Conflict in Sudan disrupts civilian access to water

This opinion article was written by Penny Beames and originally appeared May 1, 2023, on LinkedIn.

At the Global Water Security Center, we study the complex ways in which water initiates or exacerbates conflict and instability. No one is fighting over water in Sudan, which might make this conflict tangential to our work.

But the violence is affecting access to water for the people who are caught in the middle. In Khartoum, the epicenter of the fighting, residents have spent days hiding in their homes while water and food supplies dwindle. Some are now fleeing. In a firsthand account of what life is has been like in the city, BBC’s Mohamed Osman described driving to the Nile to fetch water for drinking and other life necessities. He wasn’t the only one making the trip.

He also described how key water infrastructure, like pipelines, had been damaged or destroyed by the
bombing. Water infrastructure is often a casualty of conflict, which can add to the suffering and uncertainty faced by those who are trying to carry out their lives in a warzone. Russia’s invasion of Ukraine is leaving scars in the country’s water supply networks that will take years to heal. But damage done in Sudan may be
even more difficult to repair. Khartoum’s water infrastructure was already leaky. There aren’t enough trained professionals in Sudan to maintain it.

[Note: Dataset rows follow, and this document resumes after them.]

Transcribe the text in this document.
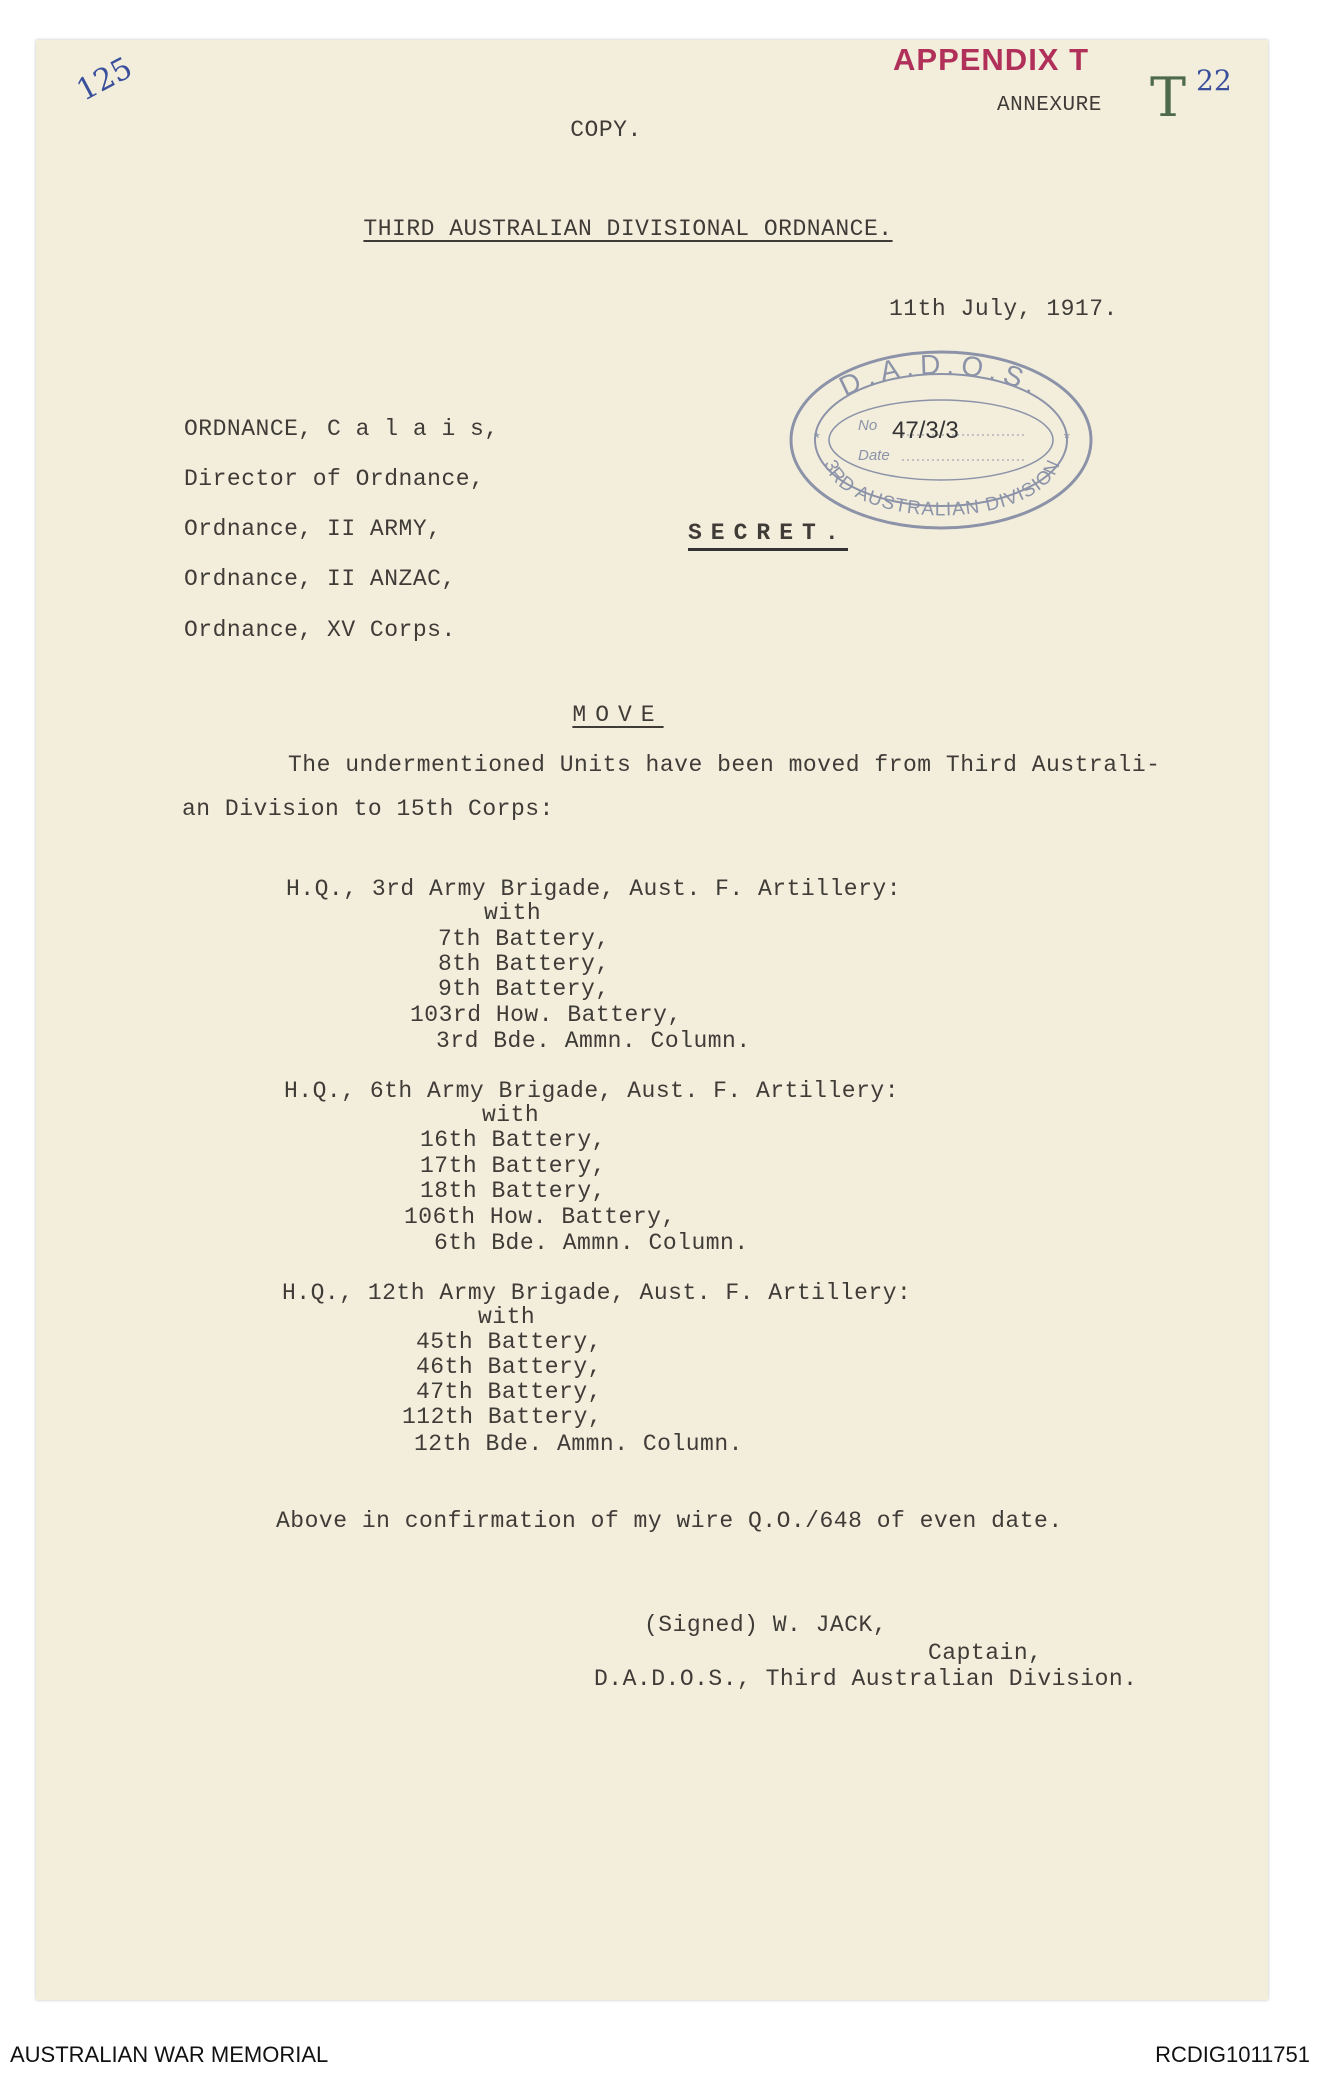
125	APPENDIX T
ANNEXURE T 22
COPY.
THIRD AUSTRALIAN DIVISIONAL ORDNANCE.
11th July, 1917.
D.A.D.O.S.
3RD AUSTRALIAN DIVISION
No 47/3/3
Date
*	*
ORDNANCE, C a l a i s,
Director of Ordnance,
Ordnance, II ARMY,
Ordnance, II ANZAC,
Ordnance, XV Corps.
SECRET.
MOVE
The undermentioned Units have been moved from Third Australi-
an Division to 15th Corps:
H.Q., 3rd Army Brigade, Aust. F. Artillery:
with
7th Battery,
8th Battery,
9th Battery,
103rd How. Battery,
3rd Bde. Ammn. Column.
H.Q., 6th Army Brigade, Aust. F. Artillery:
with
16th Battery,
17th Battery,
18th Battery,
106th How. Battery,
6th Bde. Ammn. Column.
H.Q., 12th Army Brigade, Aust. F. Artillery:
with
45th Battery,
46th Battery,
47th Battery,
112th Battery,
12th Bde. Ammn. Column.
Above in confirmation of my wire Q.O./648 of even date.
(Signed) W. JACK,
Captain,
D.A.D.O.S., Third Australian Division.
AUSTRALIAN WAR MEMORIAL	RCDIG1011751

The fighting in Khartoum also disrupts access to water outside the city. Nearly 16 million people in the country rely on aid agencies for food, water, and medical supplies. But aid work has ground to a halt. Elsadig Elnour, Sudan country director for Islamic Relief, told Al Jazeera that his local staff are “hibernating,” while international staff have been evacuated from the city. “Humanitarian assistance is not possible,” he said. “Operations are suspended until the situation is improved.”

His organization is one of several who have paused their work. United Nations Secretary General António Guterres announced Sunday, April 30, that he will send Under-Secretary-General for Humanitarian Affairs and Emergency Relief Coordinator Martin Griffiths to Sudan. Guterres called for “the protection of civilians and respect for humanitarians.”